Step 2: Because of the large amount of dentin present in the preparation, a selective-etch technique was chosen. The exposed enamel surfaces were etched with 34 percent phosphoric acid for 20 seconds and then thoroughly rinsed with water (Fig. 12). Isolation of the preparation was achieved using Palodent Plus Sectional Matrix System (Fig. 13).

Prime&Bond Elect was scrubbed into the preparation for 20 seconds followed by a five-second air drying to remove the solvent. The bonding agent was light cured for 10 seconds. An initial layer of Surefil SDR flow was placed into the preparation, followed by a 20-second light cure. 

Step 3: TPH Spectra High-Viscosity shade A2 was packed into the preparation and cured in 2mm increments.
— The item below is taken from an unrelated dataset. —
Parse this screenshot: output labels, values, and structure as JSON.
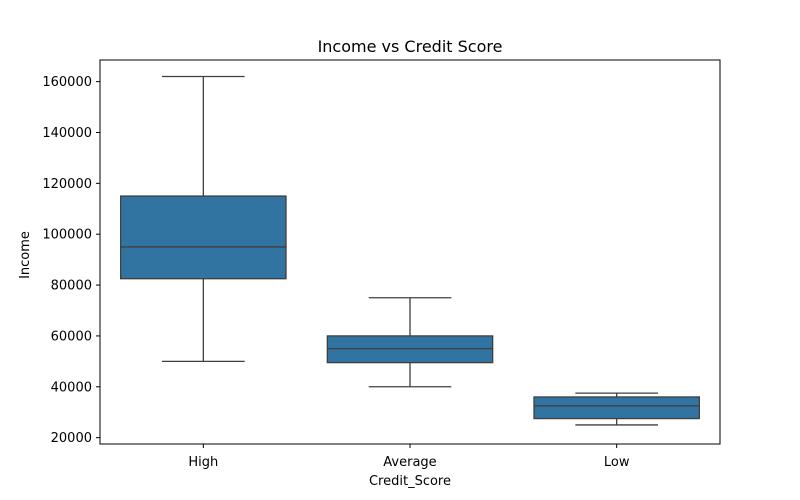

The final restoration was finished with fluted composite burs and polished with Enhance Finishing System and PoGo Micro Polishers (DENTSPLY Caulk) (Fig. 14).

CONCLUSIONS

With the introduction of TPH Spectra Universal Composite by DENTSPLY Caulk, dentists now have one material that can be used for all situations. As a result, no longer do practitioners need to struggle with decisions of shading or selecting the material with the most appropriate physical properties.

TPH Spectra’s characteristics and excellent chameleon effect will provide the dentist and patient with predictable results not only during placement at chairside but for years to come.